Des quantités impressionnantes de bleuets 

AGRICULTURE.  Les bleuetières, en Chaudière-Appalaches, connaissent une saison record en matière de quantité fruitière. L’offre étant toutefois plus forte que la demande, plusieurs de ces bleuets demeureront dans les champs. 

Ces fortes quantités, une situation touchant l’ensemble du Québec, s’expliquent par des conditions météorologiques optimales. L’hiver clément, le printemps hâtif, ainsi que les fortes chaleurs en juin, ont devancé la saison d’au moins dix jours.

« Le fruit sur nos plants se forme l’automne précédent. Beaucoup plus de plants ont passé l’hiver. Les risques de gels pendant la nuit, au printemps, ne se sont pas produits. Dès les vacances de la construction, nous faisions la cueillette », dit Jean-Yves Goulet, président du Regroupement des bleuetières de la Chaudière-Appalaches (RBCA), et propriétaire de la Bleuetière Goulet à Saint-Frédéric.

Qu’importe l’année, la saison des bleuets s’étend de quatre à six semaines. Au moment de l’entrevue avec M. Goulet (mercredi 14 août), ce dernier confirmait que la saison 2024 s’achevait dans l’ensemble des bleuetières du RBCA. 

« En 25 ans dans le milieu, je n’avais jamais vu des champs aussi chargés. L’autocueillette demeure à la même hauteur que les saisons précédentes. Durant la COVID, beaucoup de gens ont découvert cette activité et reviennent faire des cueillettes », confirme Jean-Yves Goulet.

Dumping étranger

Les quantités abondantes de bleuets ne se limitent pas au Québec. Des producteurs de la Colombie-Britannique et du Michigan, aux prises avec la même situation, écoulent leurs productions dans nos épiceries à des prix moindres. Selon M. Goulet, cette situation appelée dumping existait déjà lors des saisons normales. 

« Leurs plants, de style pommier, sont formés par un ou deux troncs. Ces bleuets se ramassent mécaniquement. Chez nous, ces plants varient de dix à quinze troncs. Il n’existe aucune machine pour ça (cueillette). On doit ramasser les bleuets à la main et ça occasionne des frais supplémentaires », mentionne le producteur beauceron. 
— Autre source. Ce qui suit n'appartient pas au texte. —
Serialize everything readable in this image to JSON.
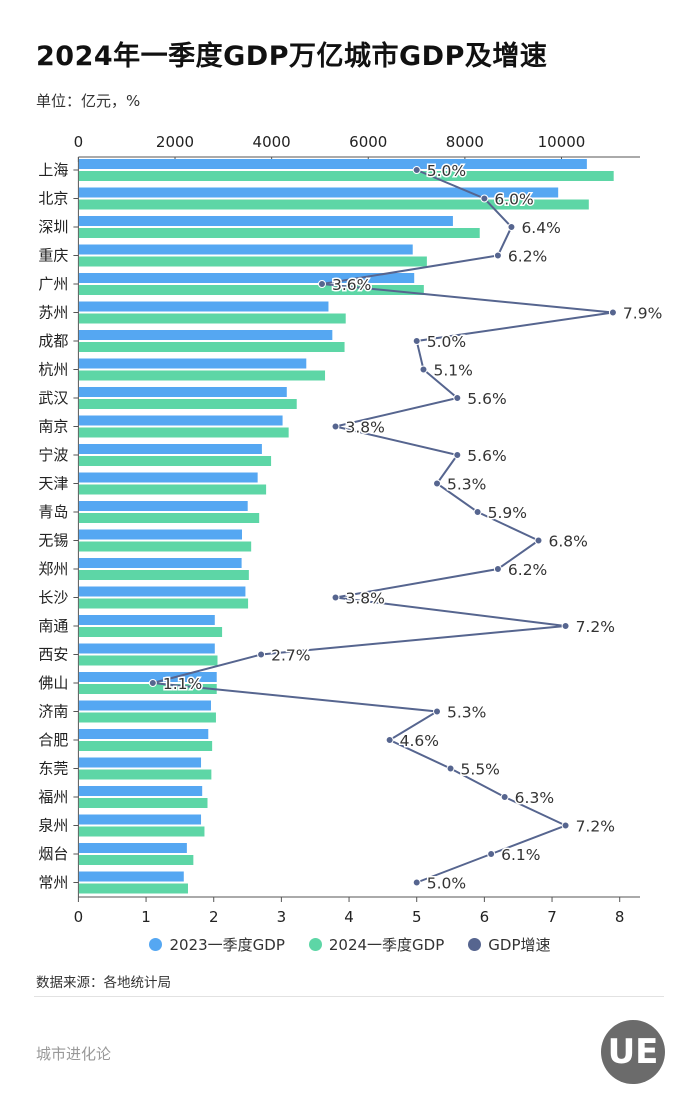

Par la bande, les épiciers et grossistes achètent davantage les bleuets étrangers afin de sauver des coûts. En y ajoutant les travers du contexte économique actuel, le consommateur fait face à des choix difficiles. C’est pourquoi les bleuetières d’ici laisseront beaucoup de fruits dans leurs champs. 

« Le bleuet demeure un produit de luxe. Laisser nos fruits dans les champs, ça nuit au chiffre d’affaires. C’est pour cela qu’on doit miser sur l’achat local, la fraîcheur et la culture responsable. Le bleuet est également un fruit se conservant facilement sous plusieurs formes », précise M. Goulet, ajoutant que le goût d’un fruit local reste meilleur par la proximité entre le champ et le consommateur.

Il aimerait que chaque région québécoise possède un regroupement comme la RBCA. « Ça prend une concertation provinciale, comme on le voit dans d’autres productions agricoles, pour favoriser la mise en marché. Par exemple, on pourrait vendre des bleuets de la Montérégie en Chaudière-Appalaches, car leur saison commence plus tôt. Quand leur saison est finie, leurs épiceries vendraient des bleuets de Chaudière-Appalaches », d’expliquer Jean-Yves Goulet. 

Les principaux épiciers canadiens (Loblaw, Metro, Empire, Walmart, Costco) adhéreront justement à un code de conduite dès l’an prochain, sous la pression du gouvernement canadien. « Cette solution nous aidera à mieux planifier où l’on s’en va avec nos commandes », conclut M. Goulet.